Li, Hao, et al. “Visualizing the Loss Landscape of Neural Nets.” arXiv preprint arXiv:1712.09913 (2017).
First of all, the method they use to visualize the loss functions, Filter Normalization, I don’t understand, and didn’t take effort to understand. I am more intersted in making inferences from them.
TLDR: Smaller (128) is better (then 8192).
They came up w/ a clever way to visualize loss functions. They compare gradient surfaces of convolutional networks using small vs large batches & weight decay vs no weight decay.
Using the filter-normalized plots in Figures 4 and 5, we can make side-by-side comparisons between minimizers, and we see that now sharpness correlates well with generalization error. Large batches produced visually sharper minima (although not dramatically so) with higher test error. Interestingly, the Adam optimizer attained larger test error than SGD, and,
as predicted, the corresponding minima are visually sharper. Results of a similar experiment using ResNet-56 are presented in the Appendix (Figure 12).
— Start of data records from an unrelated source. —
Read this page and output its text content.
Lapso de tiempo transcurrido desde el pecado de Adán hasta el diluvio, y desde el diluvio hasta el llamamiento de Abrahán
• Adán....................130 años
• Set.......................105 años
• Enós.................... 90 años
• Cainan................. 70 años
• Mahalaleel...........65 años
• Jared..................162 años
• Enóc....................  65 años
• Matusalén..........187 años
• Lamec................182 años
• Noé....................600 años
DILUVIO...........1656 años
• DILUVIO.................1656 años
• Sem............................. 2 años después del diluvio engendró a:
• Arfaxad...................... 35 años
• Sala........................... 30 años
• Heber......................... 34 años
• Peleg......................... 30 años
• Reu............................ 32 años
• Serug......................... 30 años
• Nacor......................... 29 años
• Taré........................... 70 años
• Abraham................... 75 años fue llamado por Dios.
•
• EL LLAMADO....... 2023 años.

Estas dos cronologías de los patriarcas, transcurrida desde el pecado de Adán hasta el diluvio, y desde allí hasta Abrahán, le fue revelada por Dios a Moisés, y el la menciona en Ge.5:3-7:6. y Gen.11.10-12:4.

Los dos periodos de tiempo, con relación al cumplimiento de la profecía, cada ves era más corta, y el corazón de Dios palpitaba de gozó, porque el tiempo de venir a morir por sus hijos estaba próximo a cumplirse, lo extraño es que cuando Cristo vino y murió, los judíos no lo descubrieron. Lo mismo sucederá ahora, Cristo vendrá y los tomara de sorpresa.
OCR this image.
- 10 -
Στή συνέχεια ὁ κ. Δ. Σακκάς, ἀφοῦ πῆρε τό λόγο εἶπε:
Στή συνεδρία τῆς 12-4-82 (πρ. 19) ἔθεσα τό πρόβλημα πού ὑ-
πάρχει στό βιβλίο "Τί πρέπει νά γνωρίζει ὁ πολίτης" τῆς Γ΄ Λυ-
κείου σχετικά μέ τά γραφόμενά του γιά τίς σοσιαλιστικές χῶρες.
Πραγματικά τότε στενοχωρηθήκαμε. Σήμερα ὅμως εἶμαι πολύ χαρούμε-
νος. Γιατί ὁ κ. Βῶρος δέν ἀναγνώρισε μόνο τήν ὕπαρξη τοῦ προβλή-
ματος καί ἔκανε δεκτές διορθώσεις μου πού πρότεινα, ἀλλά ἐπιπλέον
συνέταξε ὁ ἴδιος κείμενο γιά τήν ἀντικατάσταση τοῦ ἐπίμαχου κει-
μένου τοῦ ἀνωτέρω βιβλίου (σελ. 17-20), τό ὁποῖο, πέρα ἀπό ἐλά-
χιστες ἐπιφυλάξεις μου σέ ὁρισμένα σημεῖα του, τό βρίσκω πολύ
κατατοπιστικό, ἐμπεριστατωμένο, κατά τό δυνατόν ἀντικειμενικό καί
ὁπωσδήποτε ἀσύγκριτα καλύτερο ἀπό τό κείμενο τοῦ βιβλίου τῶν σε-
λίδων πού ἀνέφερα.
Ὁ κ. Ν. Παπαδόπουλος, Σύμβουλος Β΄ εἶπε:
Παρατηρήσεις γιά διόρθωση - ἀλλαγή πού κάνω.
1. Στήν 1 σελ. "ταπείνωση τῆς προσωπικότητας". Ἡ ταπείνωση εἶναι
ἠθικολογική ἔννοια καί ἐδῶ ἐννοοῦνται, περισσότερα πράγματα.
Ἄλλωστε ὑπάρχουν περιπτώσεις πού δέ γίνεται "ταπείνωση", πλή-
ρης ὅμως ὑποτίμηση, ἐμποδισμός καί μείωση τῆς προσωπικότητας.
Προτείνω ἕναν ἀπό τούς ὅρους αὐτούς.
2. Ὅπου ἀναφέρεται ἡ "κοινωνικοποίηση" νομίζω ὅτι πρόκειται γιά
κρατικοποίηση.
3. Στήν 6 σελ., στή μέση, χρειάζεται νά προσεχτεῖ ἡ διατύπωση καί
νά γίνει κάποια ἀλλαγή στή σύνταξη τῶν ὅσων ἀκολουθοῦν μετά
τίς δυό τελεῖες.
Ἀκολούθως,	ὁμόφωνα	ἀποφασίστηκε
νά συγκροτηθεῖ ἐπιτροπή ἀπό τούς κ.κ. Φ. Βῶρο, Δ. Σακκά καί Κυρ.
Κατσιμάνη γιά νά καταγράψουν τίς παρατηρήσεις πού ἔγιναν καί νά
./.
This goes against conventional wisdom, and at least textbook theory which typically states that the larger your batches, the smoother and more accurate your gradients. However, the authors go on to say that the small batch argument is moot if your turn on weight decay, in that case, large batches are just as good as small:
However, this sharpness balance can be flipped by simply turning on weight decay…. This time, the large batch minimizer is considerably flatter than the sharp small batch minimizer.
The authors go on to say in general a smaller batch size around 128 tends to generalize well across most cases.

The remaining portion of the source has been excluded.